Je suppose que, s’il avait existé, la loi du 31 décembre 2012 proposée par le gouvernement de M. Ayrault l’aurait immédiatement supprimé. Il ne l’a pas fait, et vous ne vous en êtes pas plainte à cette époque, me semble-t-il, mais peut-être corrigerez-vous cette appréciation si elle se révèle inexacte.
En revanche, il existe bien un délit d’aide à l’entrée, la circulation ou au séjour irréguliers d’un étranger. La raison d’être de ce délit a été abondamment rappelée. Je pense que vous partagez vous-même l’objectif : lutter contre une nouvelle forme de traite que constitue le trafic des passeurs, qui font entrer clandestinement, en France et dans d’autres pays d’Europe, des étrangers généralement démunis et vulnérables. C’est donc une assistance aux étrangers eux-mêmes que la répression pénale de notre code apporte avec l’existence de ce délit.

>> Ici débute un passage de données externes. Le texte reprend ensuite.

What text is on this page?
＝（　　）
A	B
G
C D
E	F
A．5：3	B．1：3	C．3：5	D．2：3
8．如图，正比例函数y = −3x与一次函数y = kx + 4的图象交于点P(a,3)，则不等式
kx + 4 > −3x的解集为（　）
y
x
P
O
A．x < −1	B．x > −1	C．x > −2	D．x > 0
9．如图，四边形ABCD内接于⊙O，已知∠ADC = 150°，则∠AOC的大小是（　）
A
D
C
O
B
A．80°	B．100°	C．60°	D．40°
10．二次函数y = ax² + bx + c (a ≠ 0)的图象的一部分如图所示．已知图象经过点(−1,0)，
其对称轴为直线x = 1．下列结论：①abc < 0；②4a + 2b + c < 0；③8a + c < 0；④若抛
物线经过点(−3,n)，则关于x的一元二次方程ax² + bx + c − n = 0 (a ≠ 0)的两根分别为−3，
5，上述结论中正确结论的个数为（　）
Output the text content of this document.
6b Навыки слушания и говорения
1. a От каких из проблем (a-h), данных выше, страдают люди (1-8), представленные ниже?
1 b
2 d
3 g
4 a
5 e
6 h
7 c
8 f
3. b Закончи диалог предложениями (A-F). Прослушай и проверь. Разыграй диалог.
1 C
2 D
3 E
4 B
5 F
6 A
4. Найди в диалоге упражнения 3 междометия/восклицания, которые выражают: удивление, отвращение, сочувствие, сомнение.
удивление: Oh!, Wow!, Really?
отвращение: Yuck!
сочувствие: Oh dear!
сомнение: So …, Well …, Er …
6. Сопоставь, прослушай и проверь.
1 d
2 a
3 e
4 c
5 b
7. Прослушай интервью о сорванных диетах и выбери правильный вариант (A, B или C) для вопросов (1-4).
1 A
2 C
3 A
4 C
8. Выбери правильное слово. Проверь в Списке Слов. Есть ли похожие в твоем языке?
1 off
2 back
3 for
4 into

Il est vrai que, dans l’interprétation que les juges font de la réalité de ce délit, il ne faudrait pas qu’il y ait de glissement qui entraînât la mise en cause de Français agissant soit en raison de liens familiaux, soit par pur désintéressement et sens de la fraternité. De ce point de vue, on peut partager votre motivation, à condition qu’elle s’appuie sur la réalité du droit. Or j’ai tenté d’expliquer que le droit n’est pas tel que vous l’avez décrit.
La loi du 31 décembre 2012 a été très précise et elle a posé des garde-fous. Le législateur a considéré que, s’il y a contrepartie apportée par l’étranger en situation irrégulière à la personne qui lui vient en aide, alors, cette personne peut être poursuivie pour un délit. C’est bien naturel, parce que cette contrepartie atteste qu’il ne s’agit pas d’un acte de fraternité. Mais, s’il n’y a pas de contrepartie, les poursuites n’ont pas lieu d’être. Si, par erreur, il y avait quand même des poursuites, le tribunal ne pourrait pas condamner, sinon cette condamnation serait naturellement annulée en appel.
Je trouve que la loi n’est pas si mal faite. Elle prend en considération les préoccupations que vous exprimez. Je pense, par conséquent, qu’il faut la maintenir dans ses grandes lignes, sans lui donner de coups de boutoir, ce qui reviendrait à inciter les passeurs à développer leur coupable commerce au détriment de malheureux qui franchissent les océans au péril de leur vie pour rejoindre l’Europe.